One of the notable features provided by the Elixir language is the way it handles concurrency, and how this is beneficial on a daily basis and adds value to the final software. One of the things that come up when learning about concurrency in Elixir is an acronym we hear a lot, called OTP.
OTP
The acronym stands for Open Telecom Platform, but it isn’t used just for telecom nowadays. In the book Designing for Scalability with Erlang/OTP, written by authors Francesco Cesarini and Steve Vinoski, they define OTP as three key components that interact with each other: the first one is Erlang itself, the second is a set of libraries available with the virtual machine and the third is a set of system design principles.
Therefore, you may have heard the expression “OTP compliant”, which means that the application follows the system design principles established by Erlang/OTP.
One of the items in this set of principles is based on using process architecture to solve your application problems.
Processes
When we talk about process in Elixir, we are referring to the Erlang virtual machine processes, not the operating system processes. BEAM (Erlang virtual machine) processes are much lighter and cheaper than operating system processes and run in all available machine’s cores, and because they are lighter, on average 2k, we can create thousands of them in our application.
They are isolated from each other and communicate through messages, thus helping us divide the workload and run concurrent things.
Elixir being a functional language, one of its features is immutability, which helps us to express an explicit state. Hence, when we separate our code into independent tasks that can run concurrently, we don’t have to worry about controlling its state using complex mechanisms to ensure this, things like mutex and threads usage are no longer needed.
How do processes work in Elixir?
It is very common to associate processes and the message exchange between them with the actor model for concurrency. This happens because each process in Elixir is independent and completely isolated from one another. A process can save states, but this is not shared, and the only way to share something among processes is by sending messages.
Each process has a mailbox that, as the name suggests, is responsible for receiving messages from other processes. It is also worth mentioning that when we send a message, everything happens asynchronously, so we don’t block processing waiting for a response.
One way to think about this is to imagine processes like cell phones that use SMSs to exchange information, as each cell phone has a place to store those messages until they are handled, and this happens in an independent and isolated manner.
It’s worth mentioning that we can also link a process to another. This is important because, based on this concept, we can identify faults and act to deal with them.
When we have processes that monitor other processes, we name them Supervisor. We can have several of these in our application and when we have more than one Supervisor monitoring processes we call this a Supervision Tree.
This is very important as it enables us to provide fault tolerance because when we have a problem with our code, the last thing we want is that it affects the end-user. By monitoring processes, we can identify when something unexpected happens and work on it, terminating the process with an issue and restarting it, thus, the process returns to its initial state, giving us time to act and solve the issue that caused the error.
How does this work for concurrency?
When BEAM starts, it also starts a thread named Scheduler that is responsible for running each process concurrently on the CPU.

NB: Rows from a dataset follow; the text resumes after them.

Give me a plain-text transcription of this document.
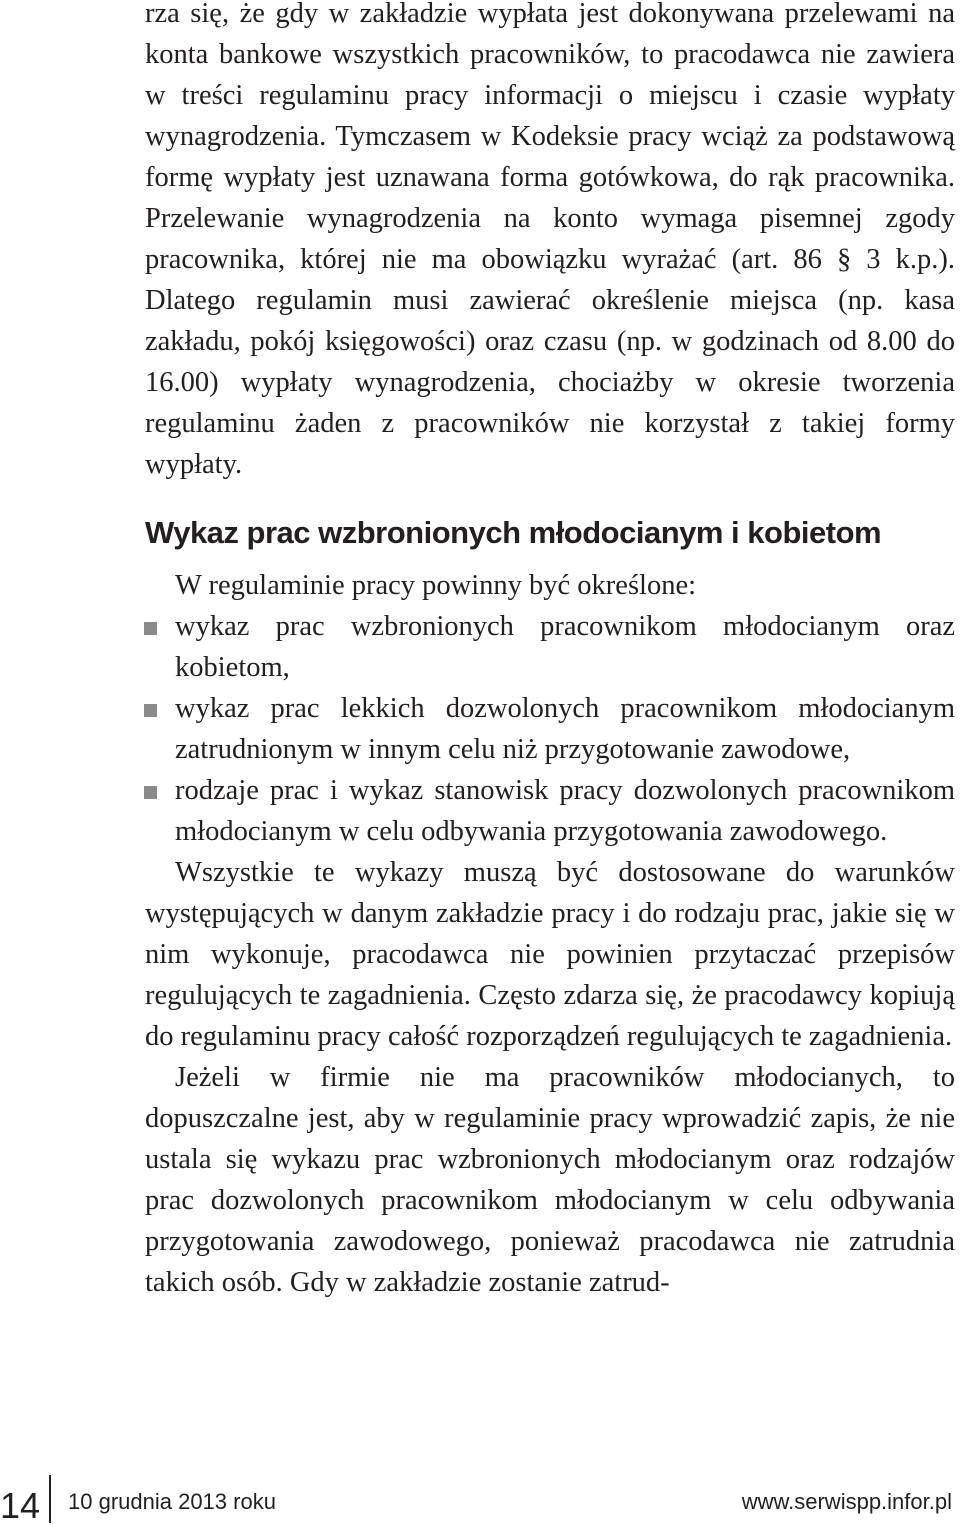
rza się, że gdy w zakładzie wypłata jest dokonywana przelewami na konta bankowe wszystkich pracowników, to pracodawca nie zawiera w treści regulaminu pracy informacji o miejscu i czasie wypłaty wynagrodzenia. Tymczasem w Kodeksie pracy wciąż za podstawową formę wypłaty jest uznawana forma gotówkowa, do rąk pracownika. Przelewanie wynagrodzenia na konto wymaga pisemnej zgody pracownika, której nie ma obowiązku wyrażać (art. 86 § 3 k.p.). Dlatego regulamin musi zawierać określenie miejsca (np. kasa zakładu, pokój księgowości) oraz czasu (np. w godzinach od 8.00 do 16.00) wypłaty wynagrodzenia, chociażby w okresie tworzenia regulaminu żaden z pracowników nie korzystał z takiej formy wypłaty.

Wykaz prac wzbronionych młodocianym i kobietom

W regulaminie pracy powinny być określone:

wykaz prac wzbronionych pracownikom młodocianym oraz kobietom,
wykaz prac lekkich dozwolonych pracownikom młodocianym zatrudnionym w innym celu niż przygotowanie zawodowe,
rodzaje prac i wykaz stanowisk pracy dozwolonych pracownikom młodocianym w celu odbywania przygotowania zawodowego.

Wszystkie te wykazy muszą być dostosowane do warunków występujących w danym zakładzie pracy i do rodzaju prac, jakie się w nim wykonuje, pracodawca nie powinien przytaczać przepisów regulujących te zagadnienia. Często zdarza się, że pracodawcy kopiują do regulaminu pracy całość rozporządzeń regulujących te zagadnienia.

Jeżeli w firmie nie ma pracowników młodocianych, to dopuszczalne jest, aby w regulaminie pracy wprowadzić zapis, że nie ustala się wykazu prac wzbronionych młodocianym oraz rodzajów prac dozwolonych pracownikom młodocianym w celu odbywania przygotowania zawodowego, ponieważ pracodawca nie zatrudnia takich osób. Gdy w zakładzie zostanie zatrud-

14 10 grudnia 2013 roku	www.serwispp.infor.pl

To take full advantage of the hardware, BEAM starts a Scheduler for each available core, that is, a computer that has four cores will have four schedulers, each running several processes concurrently.
Processes are the foundation for the concurrency model we use in Elixir. Many of the features we need when using processes have some abstraction to help us, therefore, we don’t have to worry about the implementation details of more primitive functions such as spawn, send, and receive.
When we use these primitive functions, we need to worry about several additional error-prone details to achieve our goal and ensure our code is OTP compliant. Usually, developers don’t use these functions, instead, they use abstractions such as Task, GenServer, and Agent. But that is a topic for another post.